Dial M for Mayhem employs the same play-within-the-play device used to such acclaim by Michael Frayn’s Noises Off, as well as the team that brought us The Play That Goes Wrong, seemingly with the intention of producing something in a similar comic vein. The premise of the show is simple: a group of actors arrive at the fictional Loch Shindig Village Hall on the latest stage of their tour of Frederick Knott’s classic 1950s thriller, Dial M for Murder. Chaos ensues as the company falls victim to the weather, internal tensions amongst the cast, and a curious collection of local inhabitants.
The first half is not without promise or positives: the ‘set’ comes to life as the cast prepare for the evening performance under hard-pressed ‘director’ Sean’s guidance (played enthusiastically by Luke Rhodri), all the while hinting at the back-stories and tensions of the different actors as the rise of the curtain nears. Eliza Langland has the best comic lines as Jean, a kindly local who oversees the Village Hall, while we sense fading celebrity Rupert Valentine Tinglewell, (Alasdair Baker) still clinging to memories of former cinematic glories, has a dark secret which inevitably must come to light.
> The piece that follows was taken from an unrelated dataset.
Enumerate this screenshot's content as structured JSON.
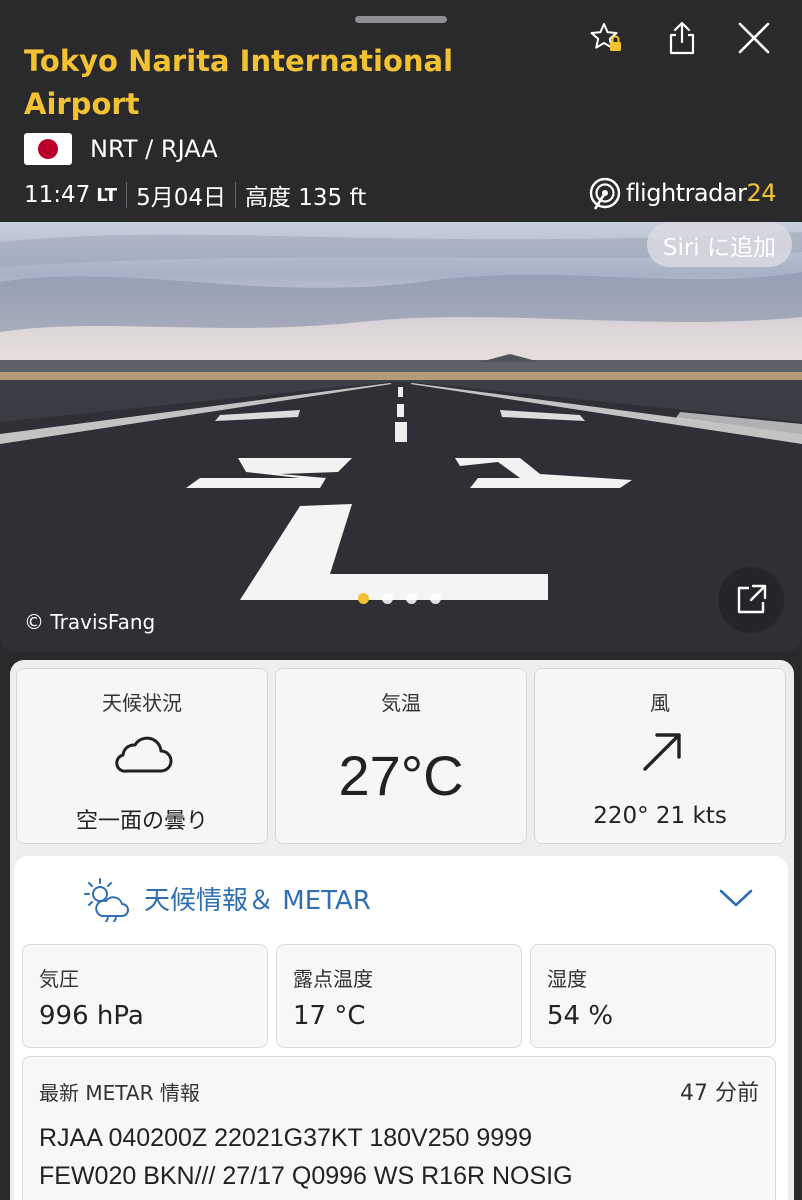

The stage is set, in every sense.
Which is why the second half is particularly disappointing. The characters’ story arcs, initiated in Act One, remain sadly undeveloped: Sean’s relationship with leading lady Sam is alluded to but frustratingly never explored; Tinglewell’s journey from Hollywood stardom in the 1950s, to the Highlands in the 1990s, via the Crossroads Motel, and a poignant hint at a possible terminal illness, is lost in pointless flatulence and farce, whereas frustrated Julian seems to spend most of the show simply shouting or over-enunciating his lines. It is hard to really care about characters from whom we feel rather detached. The reversal of the staging during the interval, which works so successfully in Noises Off in cleverly flipping the audience’s perspective, fails here, largely because references to Knott’s play are so few that we neither know, nor care, what is happening on the front of the stage while things fall apart backstage.
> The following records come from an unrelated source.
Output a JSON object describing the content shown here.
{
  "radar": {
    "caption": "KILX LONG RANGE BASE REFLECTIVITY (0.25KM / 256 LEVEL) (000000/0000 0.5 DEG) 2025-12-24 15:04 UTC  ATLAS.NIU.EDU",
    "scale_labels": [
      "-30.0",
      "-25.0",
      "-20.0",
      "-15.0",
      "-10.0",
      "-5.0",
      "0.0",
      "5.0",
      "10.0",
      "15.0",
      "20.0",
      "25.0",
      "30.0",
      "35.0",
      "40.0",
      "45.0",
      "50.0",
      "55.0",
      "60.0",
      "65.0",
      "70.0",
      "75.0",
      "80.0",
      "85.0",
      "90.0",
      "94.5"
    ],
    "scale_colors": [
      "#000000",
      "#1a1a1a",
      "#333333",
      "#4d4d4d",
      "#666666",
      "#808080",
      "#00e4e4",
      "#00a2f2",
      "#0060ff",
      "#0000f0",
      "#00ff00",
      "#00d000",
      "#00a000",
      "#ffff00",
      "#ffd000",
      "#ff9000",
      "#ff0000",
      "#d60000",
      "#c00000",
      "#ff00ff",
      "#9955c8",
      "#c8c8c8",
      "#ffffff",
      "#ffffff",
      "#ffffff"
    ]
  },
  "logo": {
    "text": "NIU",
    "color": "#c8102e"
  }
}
There is some salvation in the intentional farce in the second half, and some Fawltyesque slapstick humour which raises a few laughs and in which the cast showcase some skill in comic timing and physical theatre, but any dramatic momentum is dissipated by a couple of tedious and lengthy scene changes which contrive to make the play feel over-long.
Ultimately, Dial M for Mayhem relies a little too much on the type of cheap, low-grade humour which, for such a new play, feels very dated and which quickly wears thin. It is an enjoyable watch at times, but Dial M for Mediocre sits better.